Nevins is now 20, and has led USF to its first-ever College World Series, starting Thursday afternoon against Oklahoma in Oklahoma City. She ranks among the national leaders in ERA, strikeouts and victories, and if there's an air of invincibility to the 6-foot sophomore, just ask her about the time she fell off the back of a teammate's car on the way to practice, broke four bones in her skull, spent a week in the hospital with a concussion. Doctors initially told her she could be out three months; she pitched two weeks later.
"It was dumb, but I learned my lesson," Nevins said of the 2007 accident during her freshman year at Pinellas Park, one of the few things that has been able to take her away from the sport she loves.
Joe Nevins remembers bringing his daughter home from the hospital, only to have her insist on being at practice that very day, even knowing she couldn't participate. Her coach wouldn't let her dress for a game until she brought written consent from her doctor, which she promptly brought back in time for a key game against rival Countryside. Another time, a coach noticed a slight limp as Nevins rounded third base in a game, only to find out she'd been playing with fractured toe -- on her plant foot -- again unwilling to let anything, even a serious injury, keep her from playing.
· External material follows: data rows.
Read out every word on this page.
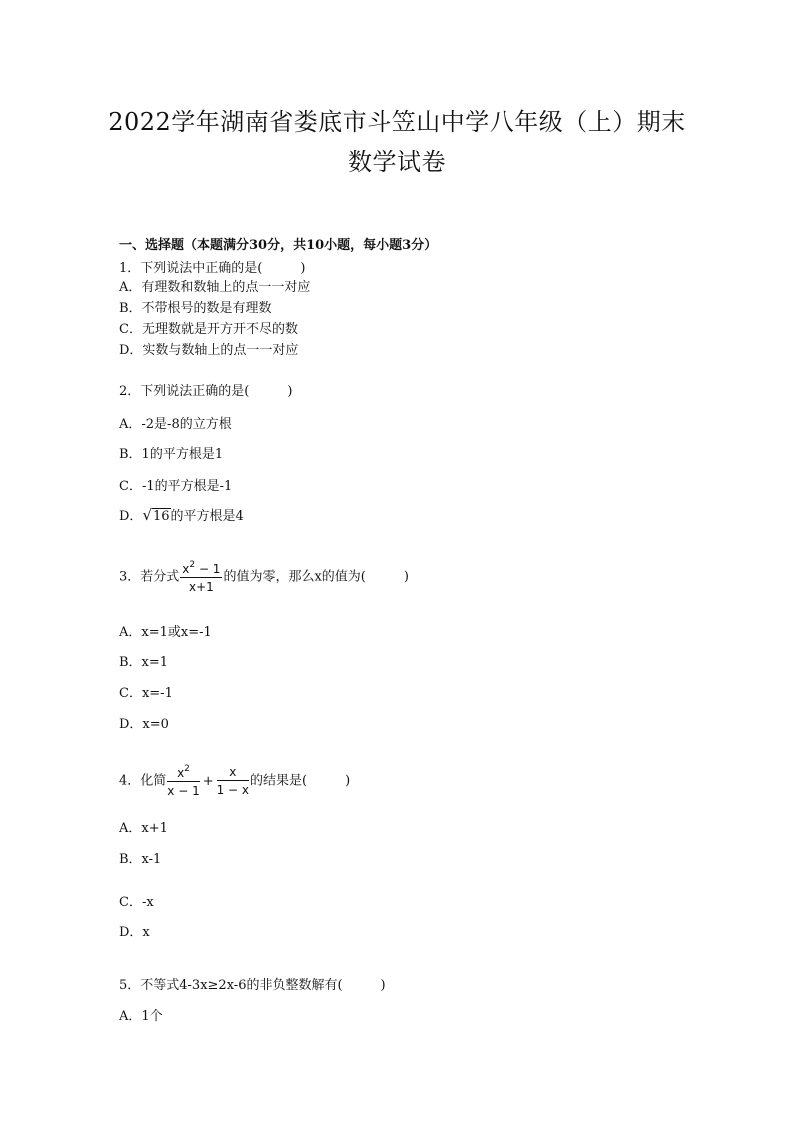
2022学年湖南省娄底市斗笠山中学八年级（上）期末
数学试卷
一、选择题（本题满分30分，共10小题，每小题3分）
1．下列说法中正确的是(	)
A．有理数和数轴上的点一一对应
B．不带根号的数是有理数
C．无理数就是开方开不尽的数
D．实数与数轴上的点一一对应
2．下列说法正确的是(	)
A．-2是-8的立方根
B．1的平方根是1
C．-1的平方根是-1
D．√16的平方根是4
3．若分式 $\frac{x^2 - 1}{x+1}$ 的值为零，那么x的值为(	)
A．x=1或x=-1
B．x=1
C．x=-1
D．x=0
4．化简 $\frac{x^2}{x - 1} + \frac{x}{1 - x}$ 的结果是(	)
A．x+1
B．x-1
C．-x
D．x
5．不等式4-3x≥2x-6的非负整数解有(	)
A．1个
"That's just the way she is," her father said. "She's just a competitor."
Nevins and fellow pitcher Lindsey Richardson have kept the Bulls in low-scoring games, with a pair of 1-0 wins and two more 2-1 victories in the postseason. Nevins is as modest as she is dominating, saying her USF teammates share the same toughness and passion for playing, and the attitude has permeated the Bulls' clubhouse all season, long before the Bulls knew elimination was a loss or two away.
"You always make sure you play every game out like it's your last," said Nevins, who has actually improved in the postseason, with a 0.79 ERA in six NCAA tournament games and 50 strikeouts in 35.1 innings.
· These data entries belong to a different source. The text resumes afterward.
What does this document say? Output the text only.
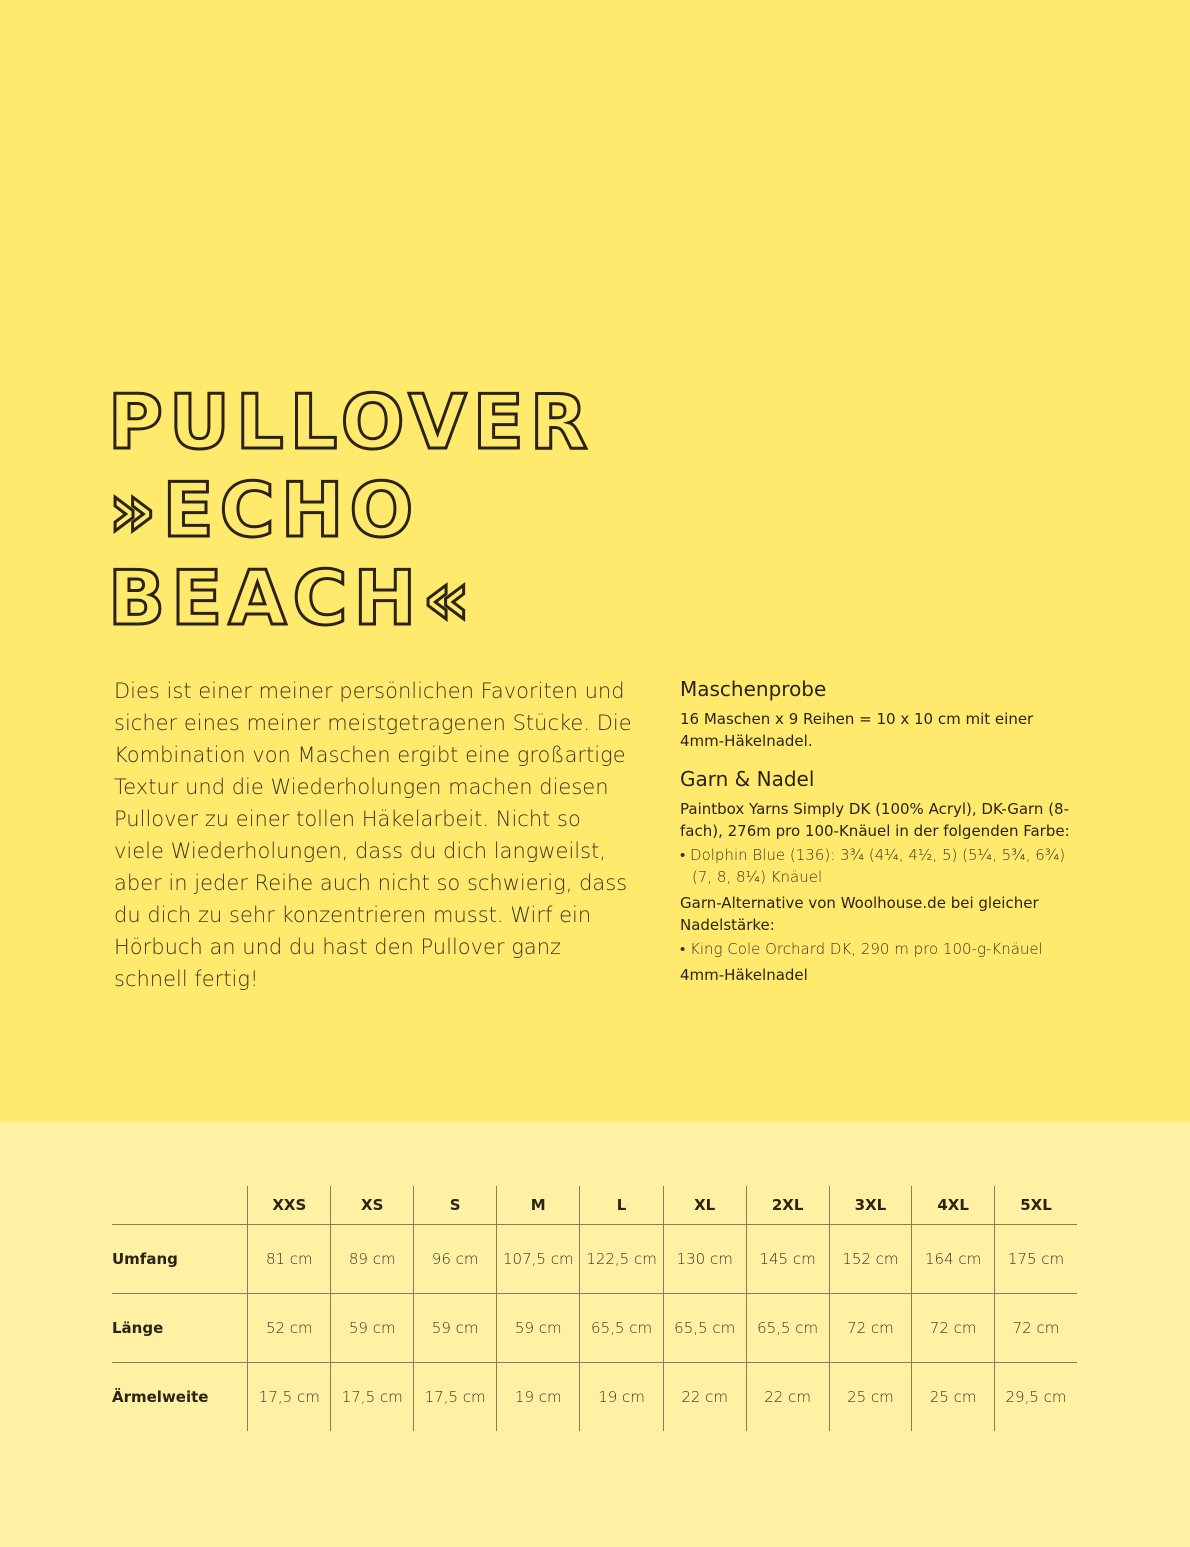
PULLOVER
»ECHO
BEACH«

Dies ist einer meiner persönlichen Favoriten und sicher eines meiner meistgetragenen Stücke. Die Kombination von Maschen ergibt eine großartige Textur und die Wiederholungen machen diesen Pullover zu einer tollen Häkelarbeit. Nicht so viele Wiederholungen, dass du dich langweilst, aber in jeder Reihe auch nicht so schwierig, dass du dich zu sehr konzentrieren musst. Wirf ein Hörbuch an und du hast den Pullover ganz schnell fertig!

Maschenprobe

16 Maschen x 9 Reihen = 10 x 10 cm mit einer 4mm-Häkelnadel.

Garn & Nadel

Paintbox Yarns Simply DK (100% Acryl), DK-Garn (8-fach), 276m pro 100-Knäuel in der folgenden Farbe:

• Dolphin Blue (136): 3¾ (4¼, 4½, 5) (5¼, 5¾, 6¾) (7, 8, 8¼) Knäuel

Garn-Alternative von Woolhouse.de bei gleicher Nadelstärke:

• King Cole Orchard DK, 290 m pro 100-g-Knäuel

4mm-Häkelnadel

	XXS	XS	S	M	L	XL	2XL	3XL	4XL	5XL
Umfang	81 cm	89 cm	96 cm	107,5 cm	122,5 cm	130 cm	145 cm	152 cm	164 cm	175 cm
Länge	52 cm	59 cm	59 cm	59 cm	65,5 cm	65,5 cm	65,5 cm	72 cm	72 cm	72 cm
Ärmelweite	17,5 cm	17,5 cm	17,5 cm	19 cm	19 cm	22 cm	22 cm	25 cm	25 cm	29,5 cm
She has the biggest week of her softball life ahead in Oklahoma City, but she won't be done with softball this summer when the Bulls finish. She and USF teammate Janine Richardson have been invited to Ohio on June 10-12 to try out for the U.S. National team, which will play in Oklahoma City later this month, and again for the World Cup of Softball.
USF coach Ken Eriksen saw enough in Nevins that he took a commitment from her as a high school sophomore, a pledge that helped the Bulls secure other recruits who shared the coach's optimism of what the Bulls could become. In just two seasons, Nevins has the Bulls in Oklahoma City, still unflappable in the face of everything around them.
"Everybody in the stands is nail-biting," Eriksen said during his team's three-game Super Regional series with Hofstra, "and the least nervous people in the ballpark were in the two dugouts."